Morphine: Usage trends
Last modified: Saturday, 20. June 2009 - 1:07 pm
Morphine is infrequently found “on the street,” yet it can get there by its widening use in legitimate medicine. Abuse also can appear in health professionals. Street use in combination with cocaine or methamphet-amine has also been documented.
A study published in 2000 reviewed data obtained from 1990 to 1996 on the number of morphine prescriptions written, and the emergency room admissions related to its abuse. Doctors prescribed 59% more morphine in that time period. Yet the number of people seeking emergency aid for morphine abuse rose by just 3%. The study concluded that legitimate use by medical professionals attempting to help patients does not necessarily lead to increased use on the street.
In medical school, doctors learn to treat morphine with suspicion. Even when the use of the drug is clinically called for, they may be hesitant to prescribe it. Many experts on pain say that prescribing morphine for surgical recovery, or even for chronic pain, will not turn most people into drug addicts. While the medical use of morphine does indirectly increase the potential supply to the street addict, restricting its medical use harms people in pain.

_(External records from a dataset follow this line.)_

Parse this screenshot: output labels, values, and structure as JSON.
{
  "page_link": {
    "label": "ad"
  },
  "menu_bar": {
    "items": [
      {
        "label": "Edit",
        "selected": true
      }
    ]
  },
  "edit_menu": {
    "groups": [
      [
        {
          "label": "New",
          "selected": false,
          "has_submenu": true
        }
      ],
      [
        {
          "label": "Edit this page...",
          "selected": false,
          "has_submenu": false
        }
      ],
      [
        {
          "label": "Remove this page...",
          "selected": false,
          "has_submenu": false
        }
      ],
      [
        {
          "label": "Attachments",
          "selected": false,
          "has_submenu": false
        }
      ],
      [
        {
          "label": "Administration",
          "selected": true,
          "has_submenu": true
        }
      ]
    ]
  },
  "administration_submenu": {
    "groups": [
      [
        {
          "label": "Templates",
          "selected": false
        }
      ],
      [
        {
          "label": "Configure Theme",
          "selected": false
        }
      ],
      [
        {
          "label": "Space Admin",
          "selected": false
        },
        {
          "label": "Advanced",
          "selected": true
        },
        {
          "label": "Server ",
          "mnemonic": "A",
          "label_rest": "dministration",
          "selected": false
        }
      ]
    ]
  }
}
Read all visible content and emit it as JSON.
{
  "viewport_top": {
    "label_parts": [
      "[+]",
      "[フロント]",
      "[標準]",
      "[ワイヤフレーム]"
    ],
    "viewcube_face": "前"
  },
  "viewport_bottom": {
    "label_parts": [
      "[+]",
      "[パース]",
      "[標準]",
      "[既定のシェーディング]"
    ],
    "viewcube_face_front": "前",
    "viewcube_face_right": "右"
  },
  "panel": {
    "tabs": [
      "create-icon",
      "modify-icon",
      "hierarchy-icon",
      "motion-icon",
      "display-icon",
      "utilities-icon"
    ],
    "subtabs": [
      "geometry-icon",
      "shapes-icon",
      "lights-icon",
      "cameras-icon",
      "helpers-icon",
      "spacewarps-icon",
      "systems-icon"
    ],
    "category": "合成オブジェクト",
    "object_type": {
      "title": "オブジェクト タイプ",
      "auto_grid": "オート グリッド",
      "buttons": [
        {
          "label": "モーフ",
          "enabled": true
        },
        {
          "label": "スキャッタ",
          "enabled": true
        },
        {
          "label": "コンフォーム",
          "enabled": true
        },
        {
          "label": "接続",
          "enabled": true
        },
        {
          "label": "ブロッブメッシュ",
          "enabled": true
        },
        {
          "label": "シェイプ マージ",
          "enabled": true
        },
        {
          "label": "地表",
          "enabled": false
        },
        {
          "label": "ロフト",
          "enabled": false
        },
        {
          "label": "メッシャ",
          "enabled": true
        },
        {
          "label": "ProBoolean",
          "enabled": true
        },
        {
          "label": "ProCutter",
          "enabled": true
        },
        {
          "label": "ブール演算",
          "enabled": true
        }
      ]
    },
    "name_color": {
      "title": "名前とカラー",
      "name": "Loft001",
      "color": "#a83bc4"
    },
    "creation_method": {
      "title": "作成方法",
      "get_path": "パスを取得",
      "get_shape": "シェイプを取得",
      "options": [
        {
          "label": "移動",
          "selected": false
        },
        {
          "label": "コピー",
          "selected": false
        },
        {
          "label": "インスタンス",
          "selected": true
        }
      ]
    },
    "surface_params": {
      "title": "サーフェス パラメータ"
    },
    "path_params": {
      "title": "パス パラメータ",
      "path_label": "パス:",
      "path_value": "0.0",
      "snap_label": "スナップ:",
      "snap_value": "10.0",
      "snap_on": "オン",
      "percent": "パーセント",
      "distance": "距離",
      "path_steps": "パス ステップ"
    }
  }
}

A survey published in 2001 shows that primary care physicians would much rather prescribe Schedule El pain relievers — such as acetaminophen with codeine — for chronic pain not due to cancers. Thirty-five percent of the 161 doctors responding to the mailed survey stated they would never prescribe Schedule II opioids to be used around-the-clock by patients in persistent pain. Those who would be willing to give the Schedule II drugs were those who also indicated a lower degree of concern about physical dependence, tolerance, and addiction. The survey researchers noted that few carefully designed studies have been carried out to test morphine and similar opioids in relieving chronic pain other than that from malignancies (cancerous tumors that grow uncontrollably). In addition, doctors are often scrutinized by state medical boards for prescribing Schedule II drugs.
A joint statement issued by 21 health organizations and the Drug Enforcement Administration acknowledges the balancing act that medical use of morphine engenders. “Preventing drug abuse is an important societal goal,” the statement says, but “it should not hinder patients’ ability to receive the health care they need and deserve.”
Scope and severity
In 1999, four million people in the United States were using prescription drugs outside medical use. Of these, 2.6 million were misusing pain relievers, according to the National Institute on Drug Abuse (NIDA).
Doctors must be able to recognize the occasional patient who is seeking morphine to feed an addiction. Physicians must be wary of being manipulated. Allegations of overprescription of scheduled drugs is the leading reason physicians are investigated, as well as the leading reason for the suspenstion of a doctor’s license.
Age, ethnic, and gender trends
Older people receive prescriptions at three times the rate of the rest of the population. But the National Household Survey on Drug Abuse recorded the sharpest increase in nonmedical use of prescription drugs in young adults and teens.
The sexes are known to react differently to opiates. In humans, women are more likely to misuse opiates. Research in animals shows that females require higher doses to relieve pain (the sex steroid hormones change the brain’s organization early in life to create this difference). Female rats also appear to enjoy morphine more than males. The females continued to choose to receive the drug even at doses so high that their breathing was halted, doses that the males chose to avoid.